Discours prononcé par le Pape lors de la signature de Ecclesia in Medio Oriente
Monsieur le Président de la République, Béatitude, vénérés Patriarches, chers
frères dans l’Épiscopat et membres du Conseil Spécial du Synode des Évêques pour le
Moyen-Orient, illustres représentants des confessions religieuses, du monde de
la culture et de la société civile, chers frères et sœurs dans le Christ, chers
amis,
J’exprime ma gratitude au Patriarche Gregorios Laham pour ses paroles
d’accueil, ainsi qu’au Secrétaire général du Synode des Évêques, Mgr Nikola Eterovic,
pour ses mots de présentation. Mes vives salutations vont aux Patriarches, à l’ensemble
des évêques orientaux et latins qui sont réunis dans cette belle basilique Saint-Paul,
et aux membres du Conseil Spécial du Synode des Évêques pour le Moyen-Orient. Je me
réjouis aussi de la présence de délégations orthodoxe, musulmane et druze, ainsi que
de celles du monde de la culture et de la société civile. L’heureuse cohabitation
de l’Islam et du Christianisme, deux religions ayant contribuées à façonner de grandes
cultures, fait l’originalité de la vie sociale, politique et religieuse au Liban.
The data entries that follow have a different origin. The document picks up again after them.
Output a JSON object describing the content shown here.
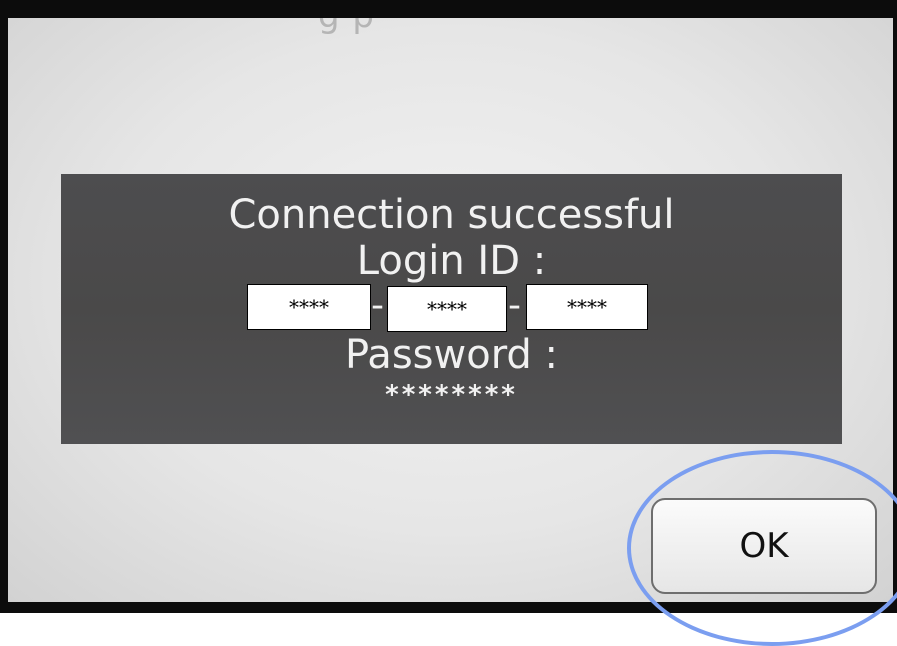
{
  "dialog": {
    "top_text": "g p",
    "heading": "Connection successful",
    "login_label": "Login ID :",
    "login_id_segments": [
      "****",
      "****",
      "****"
    ],
    "separator": "-",
    "password_label": "Password :",
    "password_value": "********"
  },
  "ok_button": {
    "label": "OK"
  },
  "colors": {
    "panel": "#4b4b4d",
    "panel_text": "#f1f1f1",
    "screen": "#e6e6e6",
    "highlight": "#7b9ef0"
  }
}
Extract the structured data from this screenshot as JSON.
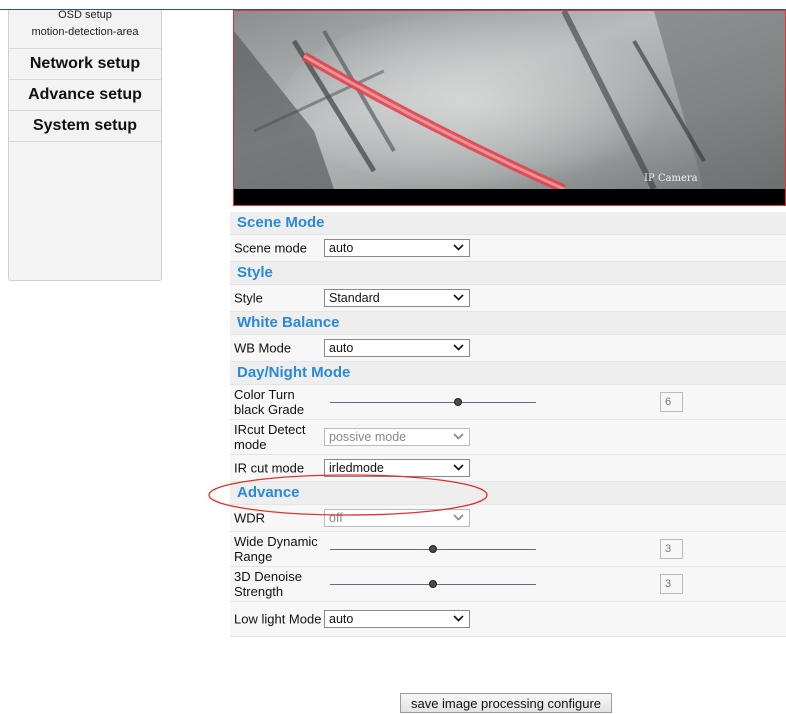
{
  "sidebar": {
    "sub_items": [
      {
        "label": "OSD setup"
      },
      {
        "label": "motion-detection-area"
      }
    ],
    "main_items": [
      {
        "label": "Network setup"
      },
      {
        "label": "Advance setup"
      },
      {
        "label": "System setup"
      }
    ]
  },
  "video": {
    "overlay_text": "IP Camera"
  },
  "sections": {
    "scene": {
      "title": "Scene Mode",
      "rows": [
        {
          "label": "Scene mode",
          "value": "auto"
        }
      ]
    },
    "style": {
      "title": "Style",
      "rows": [
        {
          "label": "Style",
          "value": "Standard"
        }
      ]
    },
    "wb": {
      "title": "White Balance",
      "rows": [
        {
          "label": "WB Mode",
          "value": "auto"
        }
      ]
    },
    "daynight": {
      "title": "Day/Night Mode",
      "color_turn": {
        "label": "Color Turn black Grade",
        "value": "6",
        "slider_fraction": 0.62
      },
      "ircut_detect": {
        "label": "IRcut Detect mode",
        "value": "possive mode"
      },
      "ircut_mode": {
        "label": "IR cut mode",
        "value": "irledmode"
      }
    },
    "advance": {
      "title": "Advance",
      "wdr": {
        "label": "WDR",
        "value": "off"
      },
      "wide_dynamic": {
        "label": "Wide Dynamic Range",
        "value": "3",
        "slider_fraction": 0.5
      },
      "denoise": {
        "label": "3D Denoise Strength",
        "value": "3",
        "slider_fraction": 0.5
      },
      "low_light": {
        "label": "Low light Mode",
        "value": "auto"
      }
    }
  },
  "save_button": {
    "label": "save image processing configure"
  },
  "icons": {
    "select_arrow": "chevron-down-icon",
    "slider_knob": "slider-knob-icon"
  },
  "colors": {
    "section_title": "#2a8ad6",
    "highlight": "#d9332e",
    "top_border": "#1b5aa3"
  }
}
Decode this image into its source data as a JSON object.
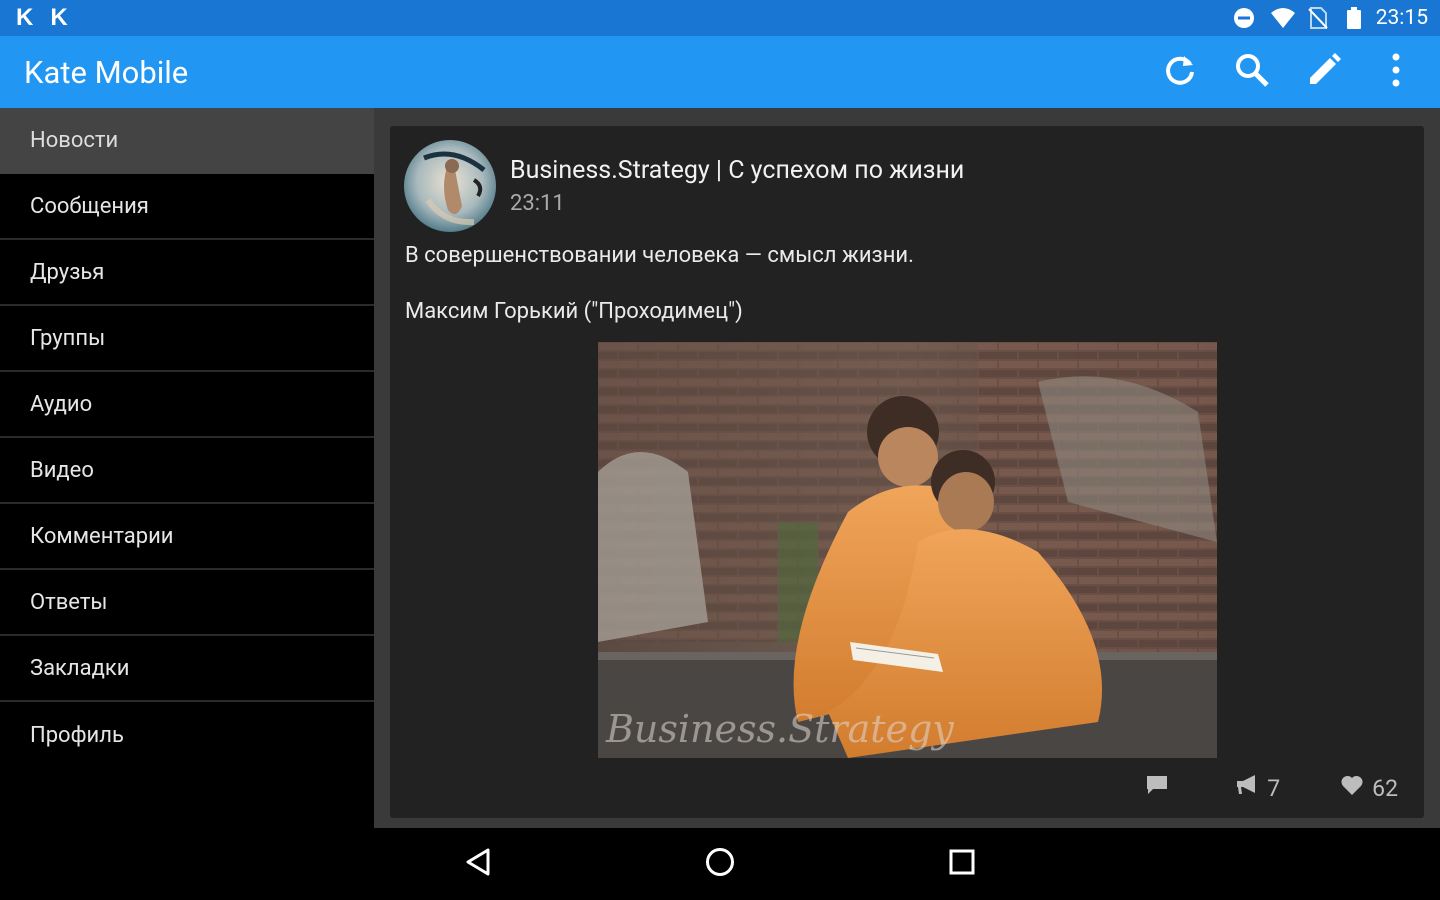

On ne peut que se réjouir de cette réalité qu’il faut absolument encourager. Je confie
ce désir aux responsables religieux de votre pays. Je salue affectueusement la chère
communauté grecque-melkite qui me reçoit. Votre présence solennise la signature de
l’Exhortation apostolique post-synodale Ecclesia in Medio Oriente, et témoigne que
ce document, destiné certes à l’Église universelle, revêt une importance particulière
pour l’ensemble du Moyen-Orient. Il est providentiel que cet acte ait lieu le
jour même de la fête de la Croix glorieuse, dont la célébration est née en Orient
en 335, au lendemain de la Dédicace de la Basilique de la Résurrection construite
sur le Golgotha et le sépulcre de Notre-Seigneur, par l’empereur Constantin-le-Grand,
que vous vénérez comme un saint. Dans un mois se célébrera le 1.700ème anniversaire
de l’apparition qui lui fit voir dans la nuit symbolique de son incroyance, le chrisme
flamboyant, alors qu’une voix lui disait : « Par ce signe, tu vaincras ! ». Plus tard,
Constantin signa l’édit de Milan et donna son nom à Constantinople. Il me semble que
l’Exhortation post-synodale peut être lue et interprétée à la lumière de la fête de
la Croix glorieuse, et plus particulièrement à la lumière du chrisme, le X (khi) et
le P (rhô), des deux premières lettres du mot ???st??. Une telle lecture conduit à
une véritable redécouverte de l’identité du baptisé et de l’Église, et elle constitue
en même temps comme un appel au témoignage dans et par la communion. La communion
et le témoignage chrétiens ne sont-ils pas fondés sur le Mystère pascal, sur la crucifixion,
la mort et la résurrection du Christ ? N’y trouvent-ils pas leur accomplissement plénier
? Il existe un lien inséparable entre la Croix et la Résurrection qui ne peut pas
être oublié par le chrétien. Sans ce lien, exalter la Croix signifierait justifier
la souffrance et la mort pour ne voir en eux qu’une fin fatale. Pour un chrétien,
exalter la Croix veut dire communier à la totalité de l’amour inconditionnel de Dieu
pour l’homme. C’est poser un acte de foi ! Exalter la croix, dans la perspective de
la Résurrection, c’est désirer vivre et manifester la totalité de cet amour. C’est
poser un acte d’amour ! Exalter la Croix conduit à s’engager à être des hérauts de
la communion fraternelle et ecclésiale, source du véritable témoignage chrétien. C’est
poser un acte d’espérance ! En se penchant sur la situation actuelle des Églises
au Moyen-Orient, les Pères synodaux ont pu réfléchir sur les joies et les peines,
les craintes et les espoirs des disciples du Christ vivant en ces lieux. Toute l’Église
a pu ainsi entendre le cri anxieux et percevoir le regard désespéré de tant d’hommes
et de femmes qui se trouvent dans des situations humaines et matérielles ardues, qui
vivent de fortes tensions dans la peur et l’inquiétude, et qui veulent suivre le Christ
- Celui qui donne sens à leur existence - mais qui s’en trouvent souvent empêchés.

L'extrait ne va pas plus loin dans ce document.